Your Kingdom come...
After establishing our relationship to God (Our Father), his whereabouts (in Heaven), and reminding us of our obligation to revere him (Hallowed by your name), Christ presents his first supplication: to bring God’s kingdom to earth. Steve Urban, author of the Mere Christianity Study Guide, asks, "What do you think was most important to Christ? Really think about this. Was it his birth? Was it his ministry? Was it his crucifixion or perhaps his resurrection? The answer is, while each of these was important, none of them was the most important.”
Urban contends that Christ, more than anything else, wanted his hearers to understand the nearness, reality, and urgency of his kingdom. Throughout the gospels, Christ’s teachings are pervaded with references to the kingdom of God. The angel Gabriel tells Mary that her Son’s kingdom will “have no end” (Luke 1:30-31,33).
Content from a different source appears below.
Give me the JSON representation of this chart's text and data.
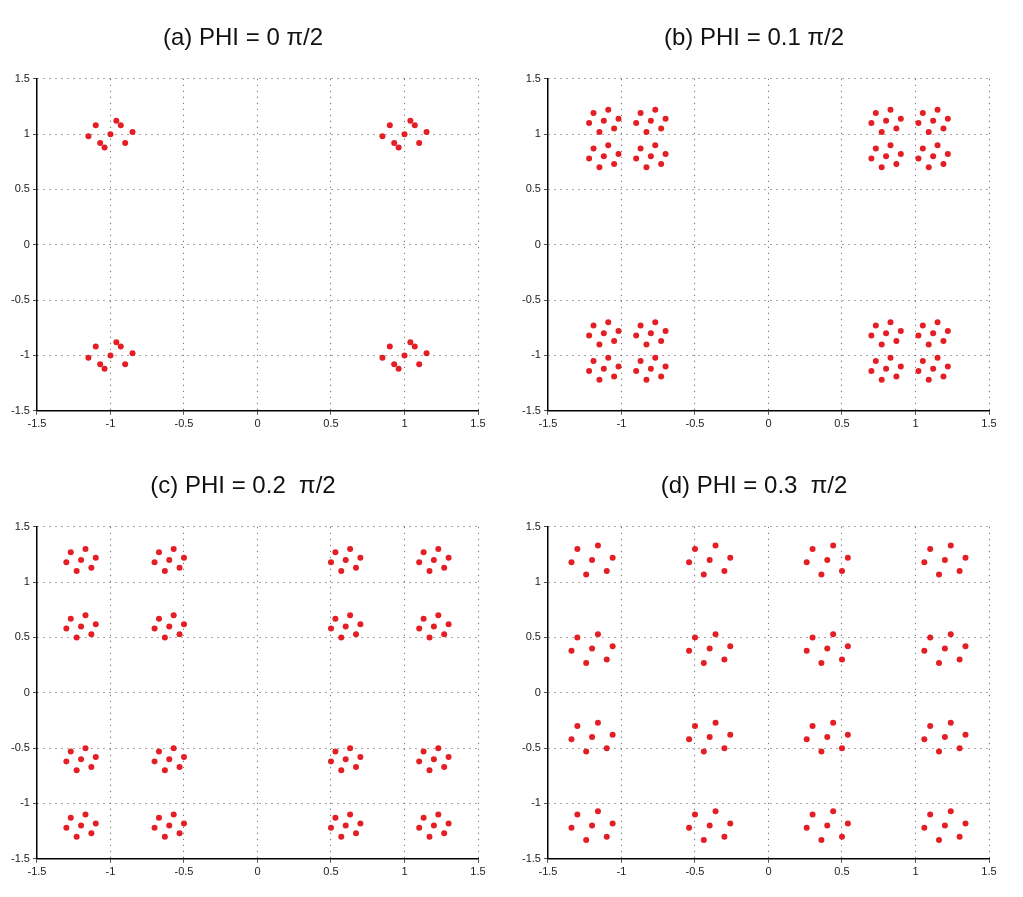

John the Baptist taught of repentance “for the kingdom of heaven is at hand” (Matthew 3:1-2). When Christ began his public ministry, he taught that the purpose of his teaching was to “preach the kingdom of God to other cities…” (Luke 4:43). Some of Christ’s first words in every gospel had to do with the preaching of repentance because his kingdom was near. Christ’s sermon on the mount mentions the kingdom of God nine times. In fact, the kingdom of God is mentioned in the New Testament seventy-two times, and the book of Matthew alone talks about the kingdom of heaven thirty-two times. From Matthew through Acts, from John the Baptist to Christ to Paul, the nearness of Heaven’s kingdom is preached.
We Americans cannot relate to kingdom rule. After all, our country was created out of a rebellion against a kingdom. Our view of a monarchy involves oppression, class rule, and unfair treatment of its subjects. We are used to freedom and republicanism, where the people influence through government and are not ruled by it. But like anything else in this world, earthly kingdoms are stained and perverted versions of something God created as good. The kingdom of God is a perfect kingdom ruled by a perfect King. And those of us who bow to that King are its royal subjects.
In Matthew 13, Jesus describes his kingdom as a weed infested field waiting for the harvest, as a mustard seed that will grow into a great tree, as leaven that will rise into nourishing and fulfilling bread, as a hidden treasure or a valuable pearl worth more than all the other riches on earth, and as a dragnet whose contents will be sorted. God tells us in Matthew 6:33 to seek God’s kingdom above all things.
In Matthew 13:51-52, Jesus calls his followers “scribes who have been trained for the kingdom of heaven.” He said those who have had this training are “like a master of a house, who brings out of his treasure what is new and what is old.” RC Sproul said the concept of the kingdom of heaven “unites the teaching of the Old and New Testaments, as a thread that runs through them and weaves the testimony of the whole Bible.” The Old Testament tells of a kingdom whose King will rule over all; “a Messiah who,” as Sproul continues, “will make manifest the kingdom of God and a priest who will redeem his people.”
The kingdom of God came to earth in the form of a baby. That baby grew and preached the nearness of the kingdom, foretold for centuries in the Hebrew scriptures and consummated in him, the person of Jesus Christ. We are, right now, in the age of the growing kingdom, waiting with bated breath for Christ’s angels to bring us to our place in the eternal kingdom. We need not wait, however, for our kingdom citizenship to become a reality. The kingdom has come, and is now in our hearts, as we wait for the day we see it with our eyes.